Having largely regained control of its oil and gas resources, which has shored up its financial resources and enabled it to revitalize its Arctic military capabilities, the Russian government has been the most aggressive in terms of asserting its sovereign rights in the Arctic region.
Actively engaged in Iraq, Afghanistan and elsewhere and constrained by huge government debt and deficits, the US “has been something of a reluctant northern power, though its nuclear-powered submarine fleet, which can navigate for months underwater and below the ice cap, remains second to none,” the AP writes.
Russia asserting itself in the Arctic has led other Arctic countries– Canada, Denmark and Norway–to resume military exercises they had abandoned or reduced after the collapse of the USSR.

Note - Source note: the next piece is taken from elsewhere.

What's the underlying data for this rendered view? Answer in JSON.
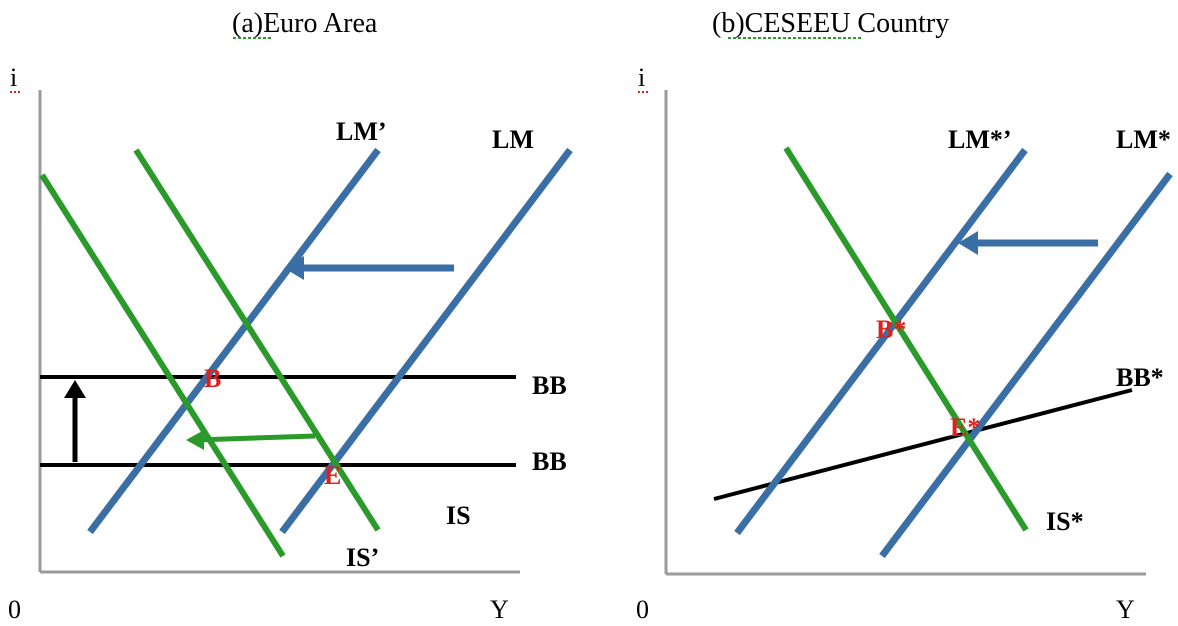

The Arctic’s warming twice as fast as the rest of the earth’s regions, prompting the US Navy’s climate change task force to announce a stronger Arctic Roadmap in 2009. It’s a “three-stage strategy to increase readiness, build cooperative relations with Arctic nations and identify areas of potential conflict,” according to the AP.
“We have an entire ocean region that had previously been closed to the world now opening up,” Rob Huebert, associate political science professor at the University of Calgary was quoted as saying. “There are numerous factors now coming together that are mutually reinforcing themselves, causing a buildup of military capabilities in the region. This is only going to increase as time goes on.”